Non è raro osservare la delicatezza del tempo spirituale in chi ha donato la propria esistenza nella consacrazione: una vita che viene “spogliata” delle “forze”, spese in anni di impegno concreto (la sofferenza fisica), del “ruolo” assunto agli occhi della comunità in incarichi e responsabilità (la sofferenza sociale), dell’immagine esteriore, talora espressa in pensieri formativi “alti” sul valore e sul significato della sofferenza e della morte che ora diventano pensieri “inutili” soprattutto quando richiamati volenterosamente, ma non sempre opportunamente, da confratelli e consorelle (la sofferenza psicologica).
Eppure, proprio in situazioni in cui tutto questo “dolore” profondamente umano e personale si manifesta anche in una progressiva perdita di lucidità, quel sottilissimo confine fra “psicologico” e “spirituale” si fa più evidente.
A chi si avvicina e “guarda” a una dimensione che si apre.

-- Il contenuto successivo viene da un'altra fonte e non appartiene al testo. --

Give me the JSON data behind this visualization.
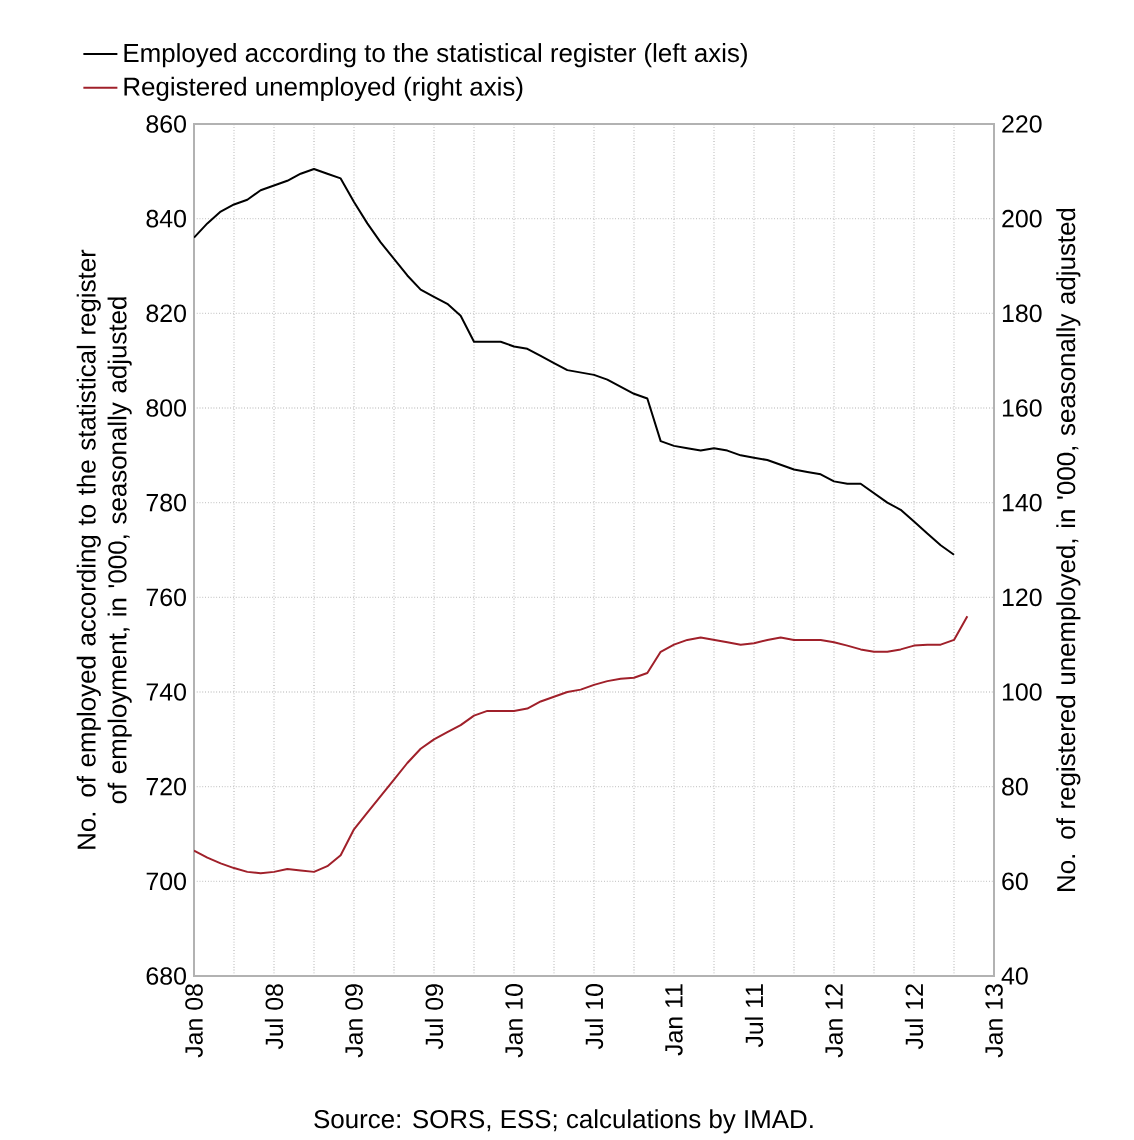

A noi, che altro non possiamo fare che assistere e contemplare. E a volte, cercare di raccontarlo nelle parole di una cartella clinica: «…intenso e sofferto passaggio spirituale “declinato” dalle frasi dell’Ave Maria. Rassicurata da minime parole di “presenza esclusivamente di amore” sia umana che trascendente. A tratti (più prolungati) si rasserena e sorride annuendo. […] Stretta osservazione e accompagnamento, senza forzare le parole di preghiera che le affiorano spontaneamente. Al termine più serena anche se non completamente lucida. Favorire silenzio e tranquillità anche all’esterno della stanza (senza però escluderla da colori e luci dalla finestra e suoni della quotidianità)».